Quelle est l'orientation future des ajustements de la liste négative d'accès aux investissements étrangers ?

Par exemple, pour les investissements nécessitant une revue de sécurité, des délais indicatifs et des listes de documents standardisées seraient un progrès immense. Je plaide souvent en ce sens lors de mes échanges avec les bureaux du commerce. L'objectif affiché des autorités est d'améliorer l'environnement des affaires « à la lettre et à l'esprit ». Cela passe par une application uniforme et prévisible des règles. Une piste serait de publier des guides d'interprétation ou des cas types en parallèle des révisions de la liste. Cela réduirait l'incertitude, véritable frein à l'investissement. Après tout, ce que craignent le plus les investisseurs de long terme, ce n'est pas une règle stricte, mais une règle changeante ou imprévisible.

Alignement international

La Chine est engagée dans plusieurs négociations d'accords commerciaux et d'investissement (RCEP, négociations avec l'UE, etc.). Les ajustements de la liste négative seront inévitablement influencés par ces engagements internationaux. L'orientation est de s'aligner progressivement sur les standards internationaux tout en préservant une marge de manœuvre. Parfois, l'ouverture d'un secteur dans la liste précède ou suit un engagement dans un traité. Il faut donc lire les ajustements en parallèle de l'agenda diplomatique et commercial de la Chine.

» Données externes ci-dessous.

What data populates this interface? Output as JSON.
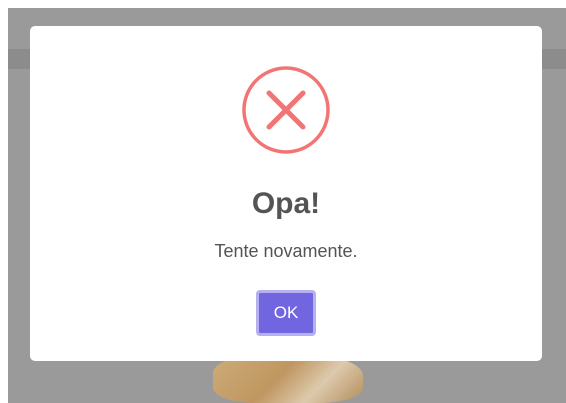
{
  "dialog": {
    "title": "Opa!",
    "message": "Tente novamente.",
    "confirm_label": "OK",
    "icon": "error-x-icon"
  },
  "colors": {
    "error_icon": "#f27474",
    "confirm_button": "#7166e0",
    "text": "#545454",
    "backdrop": "#9a9a9a"
  }
}
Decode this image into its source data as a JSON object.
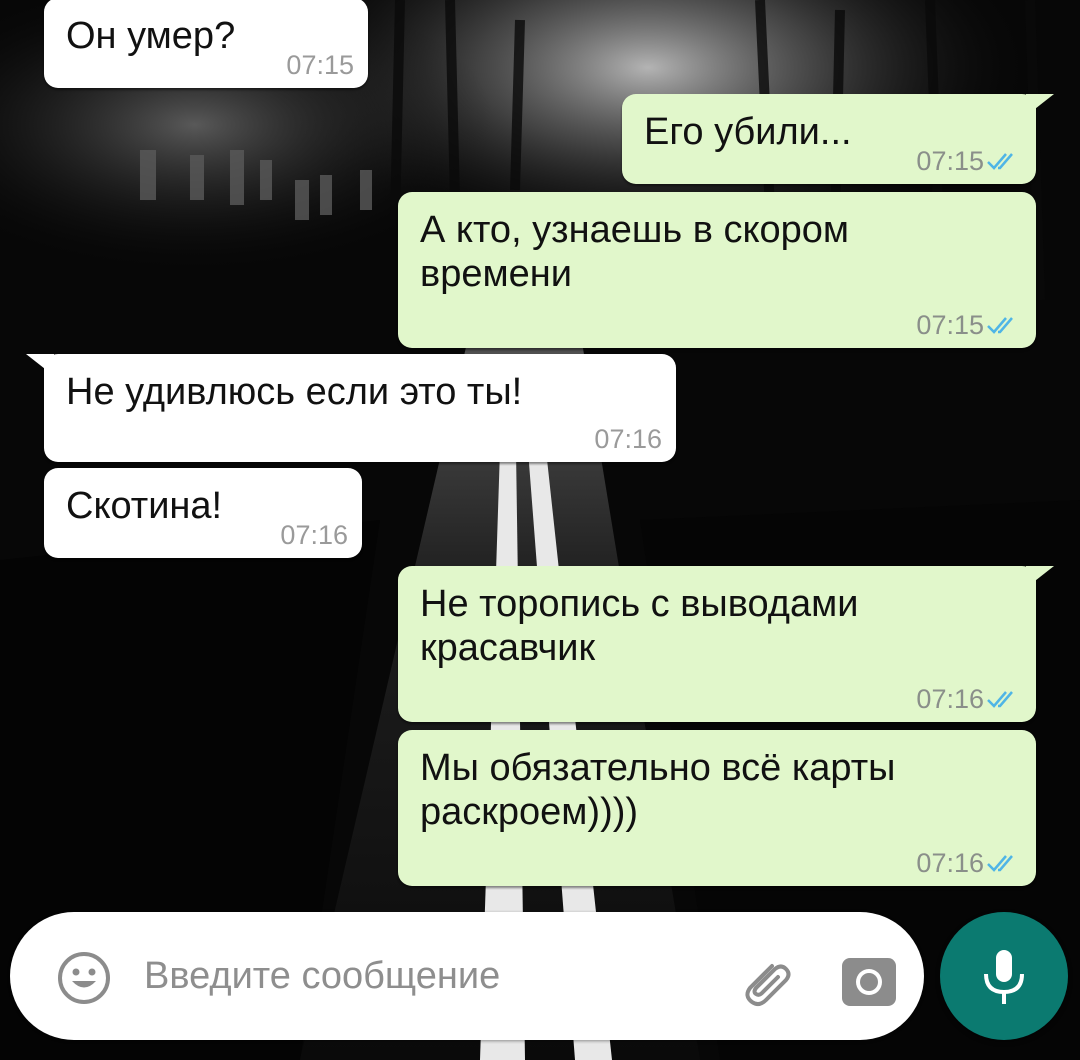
{
  "colors": {
    "incoming_bubble": "#ffffff",
    "outgoing_bubble": "#e1f7cb",
    "read_ticks": "#4fb5e6",
    "mic_button": "#0b7a70",
    "timestamp": "#8a8f8a"
  },
  "messages": [
    {
      "direction": "incoming",
      "text": "Он умер?",
      "time": "07:15"
    },
    {
      "direction": "outgoing",
      "text": "Его убили...",
      "time": "07:15",
      "status": "read"
    },
    {
      "direction": "outgoing",
      "text": "А кто, узнаешь в скором\nвремени",
      "time": "07:15",
      "status": "read"
    },
    {
      "direction": "incoming",
      "text": "Не удивлюсь если это ты!",
      "time": "07:16"
    },
    {
      "direction": "incoming",
      "text": "Скотина!",
      "time": "07:16"
    },
    {
      "direction": "outgoing",
      "text": "Не торопись с выводами\nкрасавчик",
      "time": "07:16",
      "status": "read"
    },
    {
      "direction": "outgoing",
      "text": "Мы обязательно всё карты\nраскроем))))",
      "time": "07:16",
      "status": "read"
    }
  ],
  "composer": {
    "placeholder": "Введите сообщение",
    "value": "",
    "icons": [
      "emoji-icon",
      "paperclip-icon",
      "camera-icon",
      "microphone-icon"
    ]
  }
}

Cela crée une dynamique intéressante. D'un côté, la pression externe (réelle ou perçue) peut accélérer les ouvertures. De l'autre, les autorités chinoises veulent éviter l'impression de céder à des demandes étrangères, et préfèrent présenter les réformes comme des choix souverains dans l'intérêt du développement national. Pour nous, conseillers, cela signifie qu'il faut anticiper les secteurs qui pourraient s'ouvrir en étudiant les engagements pris dans le RCEP, par exemple, et en suivant les déclarations des hauts responsables. C'est un travail de veille constante. L'alignement ne sera jamais parfait, mais la direction est celle d'une plus grande convergence avec les pratiques globales en matière d'accès au marché, du moins pour les biens et services non stratégiques.

Réponse aux crises

Enfin, une dimension souvent occultée est la réactivité de la liste face aux chocs externes. La pandémie de COVID-19 et les tensions géopolitiques ont mis en lumière les vulnérabilités des chaînes d'approvisionnement. Les futurs ajustements pourraient intégrer une logique de « résilience économique ». Cela pourrait se traduire de deux manières apparemment contradictoires : une ouverture accrue pour attirer les investissements qui renforcent les chaînes logistiques domestiques (comme la logistique frigorifique après la pandémie), et, à l'inverse, un renforcement des restrictions dans les secteurs jugés trop critiques pour dépendre de capitaux étrangers en période de crise.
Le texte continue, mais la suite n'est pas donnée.